My goal in the next 5 years is to re-establish myself as an independent physician-scientist in Australia. I am keen to advocate the application of reduced-sodium added-potassium salt substitutions among patients with hypertension in low-middle income countries as well as those low-middle income people in Australia because this is a low-cost, effective and safe intervention to control blood pressure. Also, I hope to build up a continuously developing network to attract more early-middle career cardiologists in China to collaborate with medical scientists globally to ideally integrate resources and conduct large-scale clinical research in the field of hypertension.

What challenges have you faced in your career to date?

The biggest challenge to date is to start over everything in my middle age. My career trajectory in China was ascending and smooth. Being an adventurer I chose to leave and commence my career in a new country because I have a strong passion for clinical research. I am fortunate to have had the privilege to work with many mentors at the George Institute since my first days in Australia, such as Professor Bruce Neal who leads me in a promising salt world, and Professor Alta Schutte who provides me with the ISH platform. Particularly, Associate Professor Clare Arnott who provides invaluable guidance as well as Professor Gemma Figtree who brings me into the fantastic Australian clinical setting.

Which of your publications are you proudest of and why (please include paper reference)

The paper entitled “Effects of a reduced-sodium added-potassium salt substitute on blood pressure in rural Indian hypertensive patients: a randomized, double-blind, controlled trial” is my proudest one.
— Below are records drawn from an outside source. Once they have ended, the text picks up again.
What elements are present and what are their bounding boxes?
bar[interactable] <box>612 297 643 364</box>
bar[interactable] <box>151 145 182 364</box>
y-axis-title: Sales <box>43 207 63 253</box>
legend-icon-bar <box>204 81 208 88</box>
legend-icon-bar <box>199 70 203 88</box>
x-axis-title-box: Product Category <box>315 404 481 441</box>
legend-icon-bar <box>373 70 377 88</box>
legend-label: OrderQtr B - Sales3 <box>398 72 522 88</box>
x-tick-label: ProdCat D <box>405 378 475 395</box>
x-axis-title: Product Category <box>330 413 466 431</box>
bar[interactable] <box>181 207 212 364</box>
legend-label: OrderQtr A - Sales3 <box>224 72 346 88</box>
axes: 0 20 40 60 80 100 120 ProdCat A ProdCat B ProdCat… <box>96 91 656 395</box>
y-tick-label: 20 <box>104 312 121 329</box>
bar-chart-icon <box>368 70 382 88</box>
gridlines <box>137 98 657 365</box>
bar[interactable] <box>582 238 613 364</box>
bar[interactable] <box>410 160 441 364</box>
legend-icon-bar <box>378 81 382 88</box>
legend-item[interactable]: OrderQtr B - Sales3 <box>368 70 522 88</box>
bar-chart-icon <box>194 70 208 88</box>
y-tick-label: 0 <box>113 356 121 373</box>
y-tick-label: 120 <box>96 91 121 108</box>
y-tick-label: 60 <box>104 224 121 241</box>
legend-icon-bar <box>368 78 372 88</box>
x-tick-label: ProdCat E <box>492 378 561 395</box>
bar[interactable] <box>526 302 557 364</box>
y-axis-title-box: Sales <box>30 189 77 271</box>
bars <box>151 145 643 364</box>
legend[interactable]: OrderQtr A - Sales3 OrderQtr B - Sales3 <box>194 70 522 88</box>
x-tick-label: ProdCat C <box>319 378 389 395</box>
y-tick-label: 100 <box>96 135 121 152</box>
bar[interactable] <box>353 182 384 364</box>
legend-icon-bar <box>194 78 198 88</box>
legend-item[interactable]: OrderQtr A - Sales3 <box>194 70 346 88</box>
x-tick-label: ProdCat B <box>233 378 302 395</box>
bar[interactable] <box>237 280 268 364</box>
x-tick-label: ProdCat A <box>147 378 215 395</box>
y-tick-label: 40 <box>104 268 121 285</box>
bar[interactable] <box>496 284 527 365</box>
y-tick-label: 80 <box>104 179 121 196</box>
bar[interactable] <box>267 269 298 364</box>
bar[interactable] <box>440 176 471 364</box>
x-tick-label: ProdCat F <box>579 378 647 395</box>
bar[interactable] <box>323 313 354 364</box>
Firstly, it is the first salt substitute intervention RCT to support the use of salt substitute for home use as a low-cost and practical intervention to reduce blood pressure among hypertensive patients in rural India. Secondly, it demonstrated my career transition from clinician to researcher through each step of RCT including project grant application, proposal development, project conduction and final trial result report. Importantly, it shaped my research spirit, team collaboration and critical thinking.
Yu J, Thout SR, Li Q, Tian M, Marklund M, Arnott C, Huffman MD, Praveen D, Johnson C, Huang L, Pettigrew S, Neal B, Wu JHY. Effects of a reduced-sodium added-potassium salt substitute on blood pressure in rural Indian hypertensive patients: a randomized, double-blind, controlled trial. Am J Clin Nutr. 2021 Jul 1;114(1):185-193. doi: 10.1093/ajcn/nqab054. PMID: 33782684.

What is your favourite manuscript from a lab other than your own?

I think it is the literature from Nancy J Aburto, Anna Ziolkovska, Lee Hooper, Paul Elliott, Francesco P Cappuccio and Joerg J Meerpohl titled “Effect of lower sodium intake on health: systematic review and meta-analyses.” published in BMI in 2013. This article should be one of those salt-related publications which impact me most because the findings provided strong scientific evidence that reduced sodium intake reduced blood pressure and lower sodium intake was also associated with a reduced risk of stroke and fatal coronary heart disease in adults.

What are your passions outside of work?

My passions outside of work are exploring people with different cultural backgrounds and traveling the mysterious world.